Berliner Morgenpost: Wo die Freiheit hell strahlt
Leitartikel von Thorsten Knuf

Berlin (ots)

Mit der Freiheit verhält es sich wie mit der Gesundheit: Vielen Menschen wird ihr Wert erst bewusst, wenn sie nicht mehr da ist. Dinge, die heute noch selbstverständlich erscheinen, geraten plötzlich in Gefahr und können schon bald unmöglich sein. Auf jeden Fall ist es ratsam, sich rechtzeitig mit Risiken auseinanderzusetzen. Und zu kämpfen, wenn es notwendig wird.
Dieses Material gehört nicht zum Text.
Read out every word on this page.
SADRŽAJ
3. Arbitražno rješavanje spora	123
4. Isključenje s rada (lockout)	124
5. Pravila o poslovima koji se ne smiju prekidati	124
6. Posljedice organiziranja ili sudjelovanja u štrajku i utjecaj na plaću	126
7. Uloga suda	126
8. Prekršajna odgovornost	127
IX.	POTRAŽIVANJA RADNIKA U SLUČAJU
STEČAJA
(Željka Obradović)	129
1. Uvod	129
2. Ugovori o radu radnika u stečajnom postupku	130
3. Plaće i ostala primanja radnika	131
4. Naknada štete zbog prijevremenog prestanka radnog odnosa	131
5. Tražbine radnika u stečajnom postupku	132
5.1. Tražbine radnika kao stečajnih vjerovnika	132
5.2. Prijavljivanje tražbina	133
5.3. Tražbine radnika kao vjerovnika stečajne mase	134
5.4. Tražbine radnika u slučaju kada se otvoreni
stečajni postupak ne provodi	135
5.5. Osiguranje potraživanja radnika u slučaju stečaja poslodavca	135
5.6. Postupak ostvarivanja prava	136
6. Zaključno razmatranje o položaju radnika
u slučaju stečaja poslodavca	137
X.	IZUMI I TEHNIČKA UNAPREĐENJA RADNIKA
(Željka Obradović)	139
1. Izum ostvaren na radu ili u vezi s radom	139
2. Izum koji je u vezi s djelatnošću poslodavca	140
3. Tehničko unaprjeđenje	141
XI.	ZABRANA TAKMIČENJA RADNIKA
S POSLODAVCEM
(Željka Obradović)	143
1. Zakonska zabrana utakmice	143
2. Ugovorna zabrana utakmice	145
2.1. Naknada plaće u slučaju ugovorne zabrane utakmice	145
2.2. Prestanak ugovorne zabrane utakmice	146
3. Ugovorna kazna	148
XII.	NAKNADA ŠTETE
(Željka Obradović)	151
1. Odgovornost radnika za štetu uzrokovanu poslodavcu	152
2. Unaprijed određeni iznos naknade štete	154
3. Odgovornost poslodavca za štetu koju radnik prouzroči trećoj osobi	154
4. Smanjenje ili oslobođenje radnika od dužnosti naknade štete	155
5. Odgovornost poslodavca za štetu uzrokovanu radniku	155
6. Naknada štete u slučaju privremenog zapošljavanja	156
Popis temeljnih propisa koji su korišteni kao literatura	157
In diesen Wochen kann man an verschiedenen Orten des Planeten viele Menschen beobachten, die für Freiheit kämpfen.

In Südkorea verhängte der Präsident am Dienstag im Zuge einer innenpolitischen Auseinandersetzung das Kriegsrecht. Es war ein Staatsstreich von oben, der aber binnen Stunden zusammenbrach. Die Parlamentarier in der Nationalversammlung und die Demonstranten davor zwangen Yoon Suk-yeol zu einer Kehrtwende, Gewerkschaften wollen ihn jetzt mit einem Generalstreik aus dem Amt jagen. Es geht um die Zukunft Südkoreas als demokratischer, liberaler Staat.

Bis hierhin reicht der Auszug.